Thinking of this man seems to provide some kind of lifelong comfort. When things get rough, we all have the capability to get through them. Crazy or no, at least he was happy.

Artbots

I went to see Artbots today with a couple of good friends. It’s an annual robot talent show at the Eyebeam Gallery in Chelsea, for art made of robots, and robots that make art. The “guidelines” are very broad: “No firm rules exist on the types of work that can participate; if you think it’s a robot and you think it’s making art, then it’s an art-making robot.”

The robots ranged from very functional to totally esoterically artistic. Some of my favorites were the Guitarbot, consisting of four strings rigged up to extremely sophisticated computer-controlled picking mechanisms that play beautifully, and Robots like H20: Photosynthesis Perpetual Motion Machine, a little cart with two plants on it at different distances from the incoming sunlight, whose movement was fueled either by the difference in the direction of their phototropism, or by their different weights due to difference in quality of photosynthesis. We couldn’t really figure out which one of those it was, but either way, like whoa.

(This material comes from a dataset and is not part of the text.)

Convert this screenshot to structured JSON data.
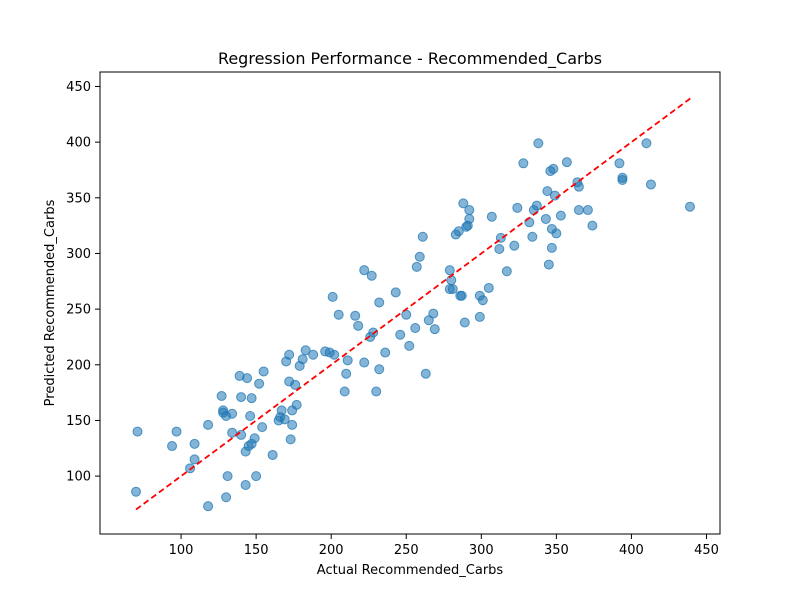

Max/MSP was everywhere, making me miss the days when university resources let me use 500$ software for whatever dumb shit I wanted to put together. The perils of interactivity also reared their ugly heads – many of the robots involved some user input (noisemaking, petting, dancing, sending e-mails, choosing what kind of house you want, playing an organ, the shape of your face, etc.), but only the best ones made it clear exactly how that input was being transformed into the flashing lights, drawings, or turntable scratching coming out of the robot. That kind of complexity leading to confusion has the tendency to leave even a die-hard interface junkie like myself a little cold.

All in all, it’s always amazing to see people doing totally different kinds of work – just coming up with ideas and putting them together out of wood and circuitry. My love for this shit is undiminished by its failings – I’ve been thinking of applying for a one-day-a-week internship at Harvestworks to maybe get into something like it myself. Well, we’ll see.